Re: Fractal communities: Was: Rich semantics and expressiveness from Richard Cyganiak on 2007-03-09 (semantic-web@w3.org from March 2007)

From: Richard Cyganiak <richard@cyganiak.de>
Date: Fri, 9 Mar 2007 15:49:13 +0100
To: Golda Velez <gv@btucson.com>
Cc: Golda Velez <w3@webglimpse.org>, semantic-web@w3.org
Message-Id: <ACD231DE-01D5-485A-B46F-1A02F7A1091F@cyganiak.de>
On 8 Mar 2007, at 18:23, Golda Velez wrote:
> BTW I like this definition, Richard has at
> http://sites.wiwiss.fu-berlin.de/suhl/bizer/bookmashup/index.html
> ---------------------------
> The basic requirements that data has to fulfill in order to be part  
> of the
> Semantic Web are:
> 1) All entities of interest, such as information resources, real-world
> objects, and vocabulary terms should be identified by URI references.
> 2) URI references should be dereference-able, meaning that an  
> application can
> look up a URI over the HTTP protocol and retrieve RDF data about the
> identified resource.
> 3) Data should be provided using the RDF/XML syntax.
> 4) Data should be interlinked with other data. Thus resource  
> descriptions
> should contain links to related information in the form of  
> dereference-able
> URIs within RDF statements or as rdfs:seeAlso links.
> ------------------------------
>
> Is that generally accepted as the definition?
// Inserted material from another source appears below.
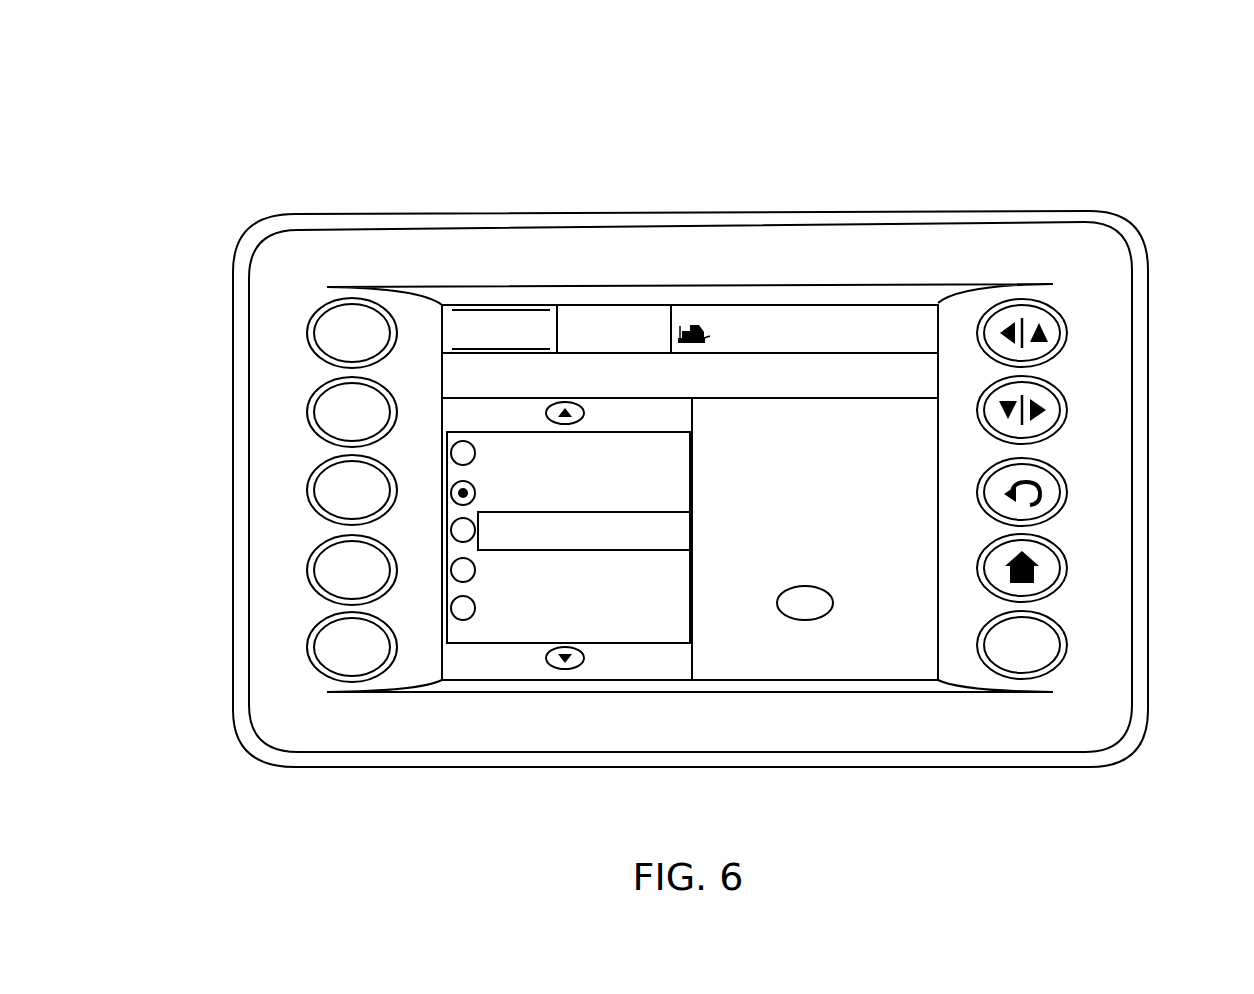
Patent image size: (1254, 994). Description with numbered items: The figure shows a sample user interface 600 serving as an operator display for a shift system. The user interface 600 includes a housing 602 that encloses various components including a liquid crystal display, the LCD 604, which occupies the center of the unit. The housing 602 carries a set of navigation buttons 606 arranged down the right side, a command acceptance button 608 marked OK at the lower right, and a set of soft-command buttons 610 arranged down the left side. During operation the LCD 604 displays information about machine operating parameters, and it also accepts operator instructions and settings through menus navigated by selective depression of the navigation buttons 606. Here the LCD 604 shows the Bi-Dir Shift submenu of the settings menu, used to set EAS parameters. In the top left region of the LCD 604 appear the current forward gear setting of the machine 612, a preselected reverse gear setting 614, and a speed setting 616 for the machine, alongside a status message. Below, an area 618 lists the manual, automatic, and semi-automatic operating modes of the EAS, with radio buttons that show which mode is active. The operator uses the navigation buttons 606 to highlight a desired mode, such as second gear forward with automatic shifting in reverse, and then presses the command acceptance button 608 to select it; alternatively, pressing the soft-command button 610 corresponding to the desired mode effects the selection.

It's not universally accepted.

The most common objections are: a) “lo-fi semantic content” such as  
RSS/Atom, tags, microformats, GRDDL and RDFa are also part of the  
Semantic Web, b) other transports than HTTP, such as P2P protocols,  
can also be part of the Semantic Web, and c) RDF itself is not  
“sufficiently semantic”, data needs to conform to an OWL-DL ontology  
to be part of the Semantic Web.

They all have a point. The definition above is really just a useful  
middle ground around which tool builders and content providers can  
gather. The Interlinking Open Data community project [1] is a quite  
active forum where this happens.

> And does it allow 'leaf' nodes
> which are linked to, but contain no links themselves?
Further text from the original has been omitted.